確かに失敗を私たちは経験します。愚かさの中で罪を犯し、主に喜ばれない選択をすることもあるでしょう。たとえ具体的な罪を犯さなくても、誘惑に駆られることは日々の生活の中で多く起こることです。そのような失敗や問題の中で、どのように具体的に聖書の教えを実践し、主に喜ばれる選択をしていくのかを、人々は成熟したクリスチャンの姿から学んでいくのです。そしてこのような学びは、言葉による教えをより具体的に、時により大きな形で、学ぶ者たちに印象づけるのです。
言葉によっても、行いによっても、私たちは教えることをしなければなりません。どちらか一方では十分ではないのです。
 
最後に教える目的について考えてみましょう。一体何のためにイエスは私たちに「教えなさい」と求めたのでしょう。主の言葉に、この問いの答えを見つけることができます。これまで私たちは、何を、なぜ、どのように教えるべきなのかということを20節の言葉から考えてきましたが、これまでに触れてこなかった言葉があります。それがこの問いの答えなのです。私たちは確かにイエスが命じたことを教えなければなりません。しかし、それは知識として植え付けられるためではなく、主を信じる人々が、主の命令を「守る」ために教えられなければならないのです。
「守る」という動詞は、いくつかの違った意味で用いられることがありますが、ここでは「従う」または「固守する」といった意味でこの動詞が使われています。つまり、イエスの命令を教えるだけでなく、それをしっかりと守り行うことを教えるようにと主は命じておられるのです。この言葉を主は弟子たちに対して用い続けました。主は言うのです。
もしあなたがたがわたしを愛するなら、あなたがたはわたしの戒めを守るはずです。(ヨハネ14:15)

だれでもわたしを愛する人は、わたしのことばを守ります。そうすれば、わたしの父はその人を愛し、わたしたちはその人のところに来て、その人とともに住みます。わたしを愛さない人は、わたしのことばを守りません。あなたがたが聞いていることばは、わたしのものではなく、わたしを遣わした父のことばなのです。 (ヨハネ14:23-24)

もし、あなたがたがわたしの戒めを守るなら、あなたがたはわたしの愛にとどまるのです。それは、わたしがわたしの父の戒めを守って、わたしの父の愛の中にとどまっているのと同じです。 (ヨハネ15:10)

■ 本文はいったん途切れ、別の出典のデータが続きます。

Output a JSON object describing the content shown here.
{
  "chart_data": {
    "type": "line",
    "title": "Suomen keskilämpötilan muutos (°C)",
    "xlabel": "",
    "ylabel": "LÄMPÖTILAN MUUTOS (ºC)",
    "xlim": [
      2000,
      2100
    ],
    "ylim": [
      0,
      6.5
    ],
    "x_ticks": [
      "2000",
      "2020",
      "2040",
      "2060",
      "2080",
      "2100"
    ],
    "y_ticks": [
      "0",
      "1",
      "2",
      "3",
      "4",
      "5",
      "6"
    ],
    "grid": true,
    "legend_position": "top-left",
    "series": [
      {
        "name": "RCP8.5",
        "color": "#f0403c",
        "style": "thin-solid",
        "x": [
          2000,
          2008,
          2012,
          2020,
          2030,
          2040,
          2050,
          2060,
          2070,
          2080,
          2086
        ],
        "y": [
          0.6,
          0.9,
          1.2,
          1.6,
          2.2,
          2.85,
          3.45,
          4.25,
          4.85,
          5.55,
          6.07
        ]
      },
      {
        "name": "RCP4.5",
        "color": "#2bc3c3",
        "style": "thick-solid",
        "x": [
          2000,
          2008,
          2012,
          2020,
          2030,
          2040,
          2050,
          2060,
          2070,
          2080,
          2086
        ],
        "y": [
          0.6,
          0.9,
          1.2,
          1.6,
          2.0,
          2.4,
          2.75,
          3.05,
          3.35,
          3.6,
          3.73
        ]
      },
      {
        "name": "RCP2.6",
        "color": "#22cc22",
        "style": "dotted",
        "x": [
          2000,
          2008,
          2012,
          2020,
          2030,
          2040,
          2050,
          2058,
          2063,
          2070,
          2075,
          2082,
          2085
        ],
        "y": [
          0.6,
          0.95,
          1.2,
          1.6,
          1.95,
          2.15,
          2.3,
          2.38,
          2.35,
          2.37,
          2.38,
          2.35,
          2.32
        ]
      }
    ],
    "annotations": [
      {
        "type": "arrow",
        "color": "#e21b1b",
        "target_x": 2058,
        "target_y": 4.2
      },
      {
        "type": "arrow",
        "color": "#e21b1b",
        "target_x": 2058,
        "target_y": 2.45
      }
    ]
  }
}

真の弟子は、イエスの言葉に忠実な者であり、彼らは主の命令を守ることによって主への愛を証明するのです。教えることの目的は、私たちが単にたくさんの命令があることを知ることではないのです。何をするべきか、何をするべきではないのかを知ることが目的なのでもありません。知っていることを実践することが目的なのです。パウロはまさにそのことを目的として人々を教えていました。彼は次のように告げています。
私たちは、このキリストを宣べ伝え、知恵を尽くして、あらゆる人を戒め、あらゆる人を教えています。それは、すべての人を、キリストにある成人として立たせるためです。(コロサイ1:28)

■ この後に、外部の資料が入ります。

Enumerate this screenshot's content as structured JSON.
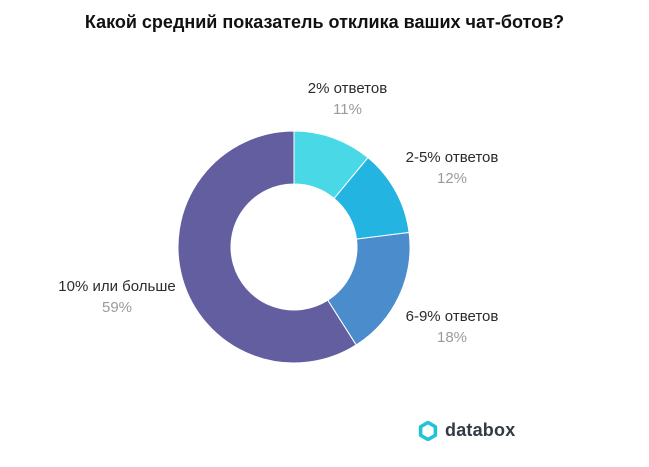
{
  "chart_data": {
    "type": "pie",
    "title": "Какой средний показатель отклика ваших чат-ботов?",
    "categories": [
      "2% ответов",
      "2-5% ответов",
      "6-9% ответов",
      "10% или больше"
    ],
    "values": [
      11,
      12,
      18,
      59
    ],
    "value_labels": [
      "11%",
      "12%",
      "18%",
      "59%"
    ],
    "colors": [
      "#48d8e6",
      "#23b4e1",
      "#4a8ccc",
      "#635ea0"
    ],
    "donut": true
  },
  "brand": {
    "name": "databox",
    "logo_color": "#22c3d6"
  }
}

パウロがみことばを伝えたのは、人々がキリストにあって完全な者となるためでした。彼らが教えられることによって、すべての面において正しく、聖く生きるようになるためだったのです。クリスチャンとして成熟した人物は、教えられることによって自らの生涯がよりキリストに似た者となります。赤子のままでいるのではなく、成熟した者として、人々に模範を示しながら生きていくようになるのです。

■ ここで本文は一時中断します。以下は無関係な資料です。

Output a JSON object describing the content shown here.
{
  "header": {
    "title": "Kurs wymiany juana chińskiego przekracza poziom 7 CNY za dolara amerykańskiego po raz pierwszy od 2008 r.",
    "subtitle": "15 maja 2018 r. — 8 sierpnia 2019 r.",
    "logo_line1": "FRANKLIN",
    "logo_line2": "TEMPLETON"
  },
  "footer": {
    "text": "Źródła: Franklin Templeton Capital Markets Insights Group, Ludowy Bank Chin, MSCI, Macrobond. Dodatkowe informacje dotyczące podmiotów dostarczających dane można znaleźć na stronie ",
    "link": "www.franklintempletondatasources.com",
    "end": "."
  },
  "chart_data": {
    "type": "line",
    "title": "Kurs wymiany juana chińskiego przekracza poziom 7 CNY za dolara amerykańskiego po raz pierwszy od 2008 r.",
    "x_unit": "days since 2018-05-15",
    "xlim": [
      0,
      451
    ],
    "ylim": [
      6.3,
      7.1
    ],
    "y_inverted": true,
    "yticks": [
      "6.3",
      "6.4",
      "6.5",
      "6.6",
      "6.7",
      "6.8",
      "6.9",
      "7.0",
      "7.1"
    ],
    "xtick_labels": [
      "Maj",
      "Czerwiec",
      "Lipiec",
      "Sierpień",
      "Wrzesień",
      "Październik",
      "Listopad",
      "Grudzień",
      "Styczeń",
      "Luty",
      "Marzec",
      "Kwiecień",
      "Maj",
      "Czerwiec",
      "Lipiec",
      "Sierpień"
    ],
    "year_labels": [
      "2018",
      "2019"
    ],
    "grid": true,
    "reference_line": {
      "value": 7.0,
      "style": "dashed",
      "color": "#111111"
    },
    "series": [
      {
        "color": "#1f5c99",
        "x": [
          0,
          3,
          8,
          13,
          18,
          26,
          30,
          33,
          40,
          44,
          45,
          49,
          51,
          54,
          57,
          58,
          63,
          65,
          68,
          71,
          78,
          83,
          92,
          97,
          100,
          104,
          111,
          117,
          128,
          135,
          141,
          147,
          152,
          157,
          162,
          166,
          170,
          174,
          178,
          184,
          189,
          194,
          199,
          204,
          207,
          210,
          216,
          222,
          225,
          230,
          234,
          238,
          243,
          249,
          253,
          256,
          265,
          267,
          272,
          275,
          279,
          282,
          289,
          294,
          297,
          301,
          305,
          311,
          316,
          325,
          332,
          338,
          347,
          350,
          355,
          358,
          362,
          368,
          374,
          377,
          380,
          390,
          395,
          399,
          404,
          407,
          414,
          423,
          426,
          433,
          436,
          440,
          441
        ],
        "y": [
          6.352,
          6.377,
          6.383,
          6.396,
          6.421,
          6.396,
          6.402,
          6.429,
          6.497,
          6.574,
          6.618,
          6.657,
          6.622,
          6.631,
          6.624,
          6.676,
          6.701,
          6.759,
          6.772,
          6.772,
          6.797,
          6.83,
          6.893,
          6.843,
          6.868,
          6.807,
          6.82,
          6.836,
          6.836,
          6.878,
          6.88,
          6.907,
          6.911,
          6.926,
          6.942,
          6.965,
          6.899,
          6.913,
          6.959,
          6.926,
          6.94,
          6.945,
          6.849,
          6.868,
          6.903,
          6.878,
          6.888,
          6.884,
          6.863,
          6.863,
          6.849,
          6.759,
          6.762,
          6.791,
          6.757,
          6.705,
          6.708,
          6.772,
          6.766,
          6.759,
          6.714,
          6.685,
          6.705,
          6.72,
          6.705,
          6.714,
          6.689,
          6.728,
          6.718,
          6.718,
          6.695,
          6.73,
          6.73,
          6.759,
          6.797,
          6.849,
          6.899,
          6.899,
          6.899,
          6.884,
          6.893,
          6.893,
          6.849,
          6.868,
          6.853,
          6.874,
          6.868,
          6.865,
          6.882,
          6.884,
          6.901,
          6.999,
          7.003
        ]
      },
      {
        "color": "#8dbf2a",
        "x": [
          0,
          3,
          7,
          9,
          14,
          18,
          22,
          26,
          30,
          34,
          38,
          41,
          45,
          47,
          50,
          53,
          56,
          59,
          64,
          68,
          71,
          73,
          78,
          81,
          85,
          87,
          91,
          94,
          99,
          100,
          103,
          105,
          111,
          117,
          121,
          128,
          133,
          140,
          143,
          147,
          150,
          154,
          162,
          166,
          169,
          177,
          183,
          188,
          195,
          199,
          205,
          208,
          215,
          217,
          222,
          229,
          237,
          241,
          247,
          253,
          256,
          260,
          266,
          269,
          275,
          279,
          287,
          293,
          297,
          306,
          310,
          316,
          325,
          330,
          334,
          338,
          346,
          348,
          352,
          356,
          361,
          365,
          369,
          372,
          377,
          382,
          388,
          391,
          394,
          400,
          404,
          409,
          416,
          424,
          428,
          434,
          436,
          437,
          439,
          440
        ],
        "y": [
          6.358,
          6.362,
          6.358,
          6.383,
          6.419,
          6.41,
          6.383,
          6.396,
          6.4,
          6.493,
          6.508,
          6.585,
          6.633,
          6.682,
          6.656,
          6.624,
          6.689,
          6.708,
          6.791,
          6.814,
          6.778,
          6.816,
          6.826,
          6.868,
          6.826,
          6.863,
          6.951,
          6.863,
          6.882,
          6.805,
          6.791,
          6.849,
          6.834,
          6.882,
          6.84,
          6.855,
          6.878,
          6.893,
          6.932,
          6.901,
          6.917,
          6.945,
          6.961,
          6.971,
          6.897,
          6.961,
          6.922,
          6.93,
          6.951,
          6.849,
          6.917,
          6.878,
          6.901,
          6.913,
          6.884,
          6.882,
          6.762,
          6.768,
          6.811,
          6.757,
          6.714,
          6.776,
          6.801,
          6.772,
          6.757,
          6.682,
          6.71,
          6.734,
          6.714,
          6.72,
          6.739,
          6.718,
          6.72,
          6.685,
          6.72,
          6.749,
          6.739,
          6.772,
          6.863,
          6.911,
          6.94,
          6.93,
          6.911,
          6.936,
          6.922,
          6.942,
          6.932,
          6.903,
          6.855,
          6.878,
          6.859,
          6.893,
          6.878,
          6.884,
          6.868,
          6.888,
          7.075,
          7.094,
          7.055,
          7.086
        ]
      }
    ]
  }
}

私たちはクリスチャンの成長のために教えることを怠ってはならないのです。みことばを通して正しい知識を得、実践を通して正しい模範を示し、人々がより主に似た者となるために働き続けなければならないのです。すべてのクリスチャンはこの教える責任を主から与えられています。その責任を果たすために、パウロ同様私たちは「自分のうちに力強く働くキリストの力によって、労苦しながら奮闘して」いかなければならないのです(コロサイ1:29)。